Божится Онучин, клянётся всеми святыми. Авдотья как не слышит, подняла гордую головку свою, усмехается. Лестно ей, что такой мужик перед ней половиком расстилается, лестно и боязно: как да с сенокоса не все ушли, как да кто в кустах стоит, слушает?..
– Зазнобушка, иссушила меня…
Авдотья старается не смотреть на Онучина, ступает мелкими шажками к нему. Привлёк к себе, и она, кроткая овечка, задрожала вся, ласки ждёт.
Целует в голову, в шею, сжимает в объятиях. Качнулось небо в глазах Авдотьи, зажмурилась в истоме, подогнулись ноги…
Положили Онучина на кровать, смотрят на стены, на пустую божницу, на комод, точно запоминают, где что лежит, где что висит.
– Дожили до тюки: нет ни хлеба, ни муки, – печально говорит Парасковьюшка.
Марья вытягивает лицо: не слышит, о чём речь.
– Девки у него сами уж бабки, разве приедут?.. Телеграммку бы отбить. Испилят дом, а жалко… Испилят, нынче модно ломать, не строить. Боюсь я, бабы, этого. Будто нутро выворачивают…
– Им что, анкаголикам, – говорит Егоровна, – у Кузьмичовых ломали, так будто Мамай воевал. Одёжку из сундуков вывалили, топчут, Катеринины исподки на себя примеряют, гогочут. «Эй, вы, говорю им, собаки!» А тот, рыжий, топором давай посуду бить, рамы пинать, и всё на меня оглядывается, похвалы ждёт…

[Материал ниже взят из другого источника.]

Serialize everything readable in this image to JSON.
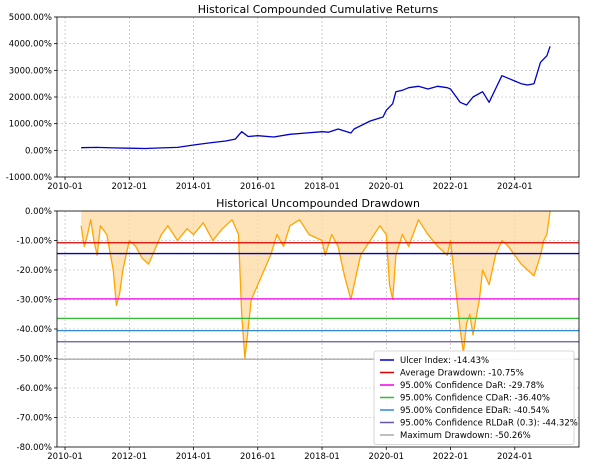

– Не заводили, не ставили, душа не сболит. Насколько же народ обурел, по дрова в лес не поедем, лучше пятистенок пилить, – говорит Наталья.
– Почитать, может? – теребит псалтырь Парасковьюшка.
– Ночь-та твоя, начитаешься, – грубо говорит Егоровна. Много хлопот доставил им Онучин. До кладбища – шесть километров, опять к алкоголикам идти на поклон…
– Придётся самим, – говорит Егоровна.
– Пустое несёшь, – возражает Авдотья, некогда румяная да статная, нынче – яблоко сморщенное. – Ты-то, может, ещё и коренник, а какие из нас пристяжные…
Егоровна исподлобья смотрит, щурясь, пренебрежительно говорит:
– Тебе ли скудаться, Овдошка, ты ведь на четыре года меня моложе.
– Моложе, да, – качнула головой Авдотья, – счёт не по годам веди, по зубам.
Смеются старухи: у Авдотьи во рту один клык желтый, у Егоровны – железные протезы.
– Полы вымою, приберу, а там как бог положит. Вот, бабы, что кошка, и та беду чует. Гля, раньше всё в ногах у Василья комалась, теперь под лавку юркнула. Пушка, Пушка, иди ко мне, – говорит Наталья.
– Чего свечу-то не ставите? – спрашивает Марья, – Тяжело он с белым светом расставался.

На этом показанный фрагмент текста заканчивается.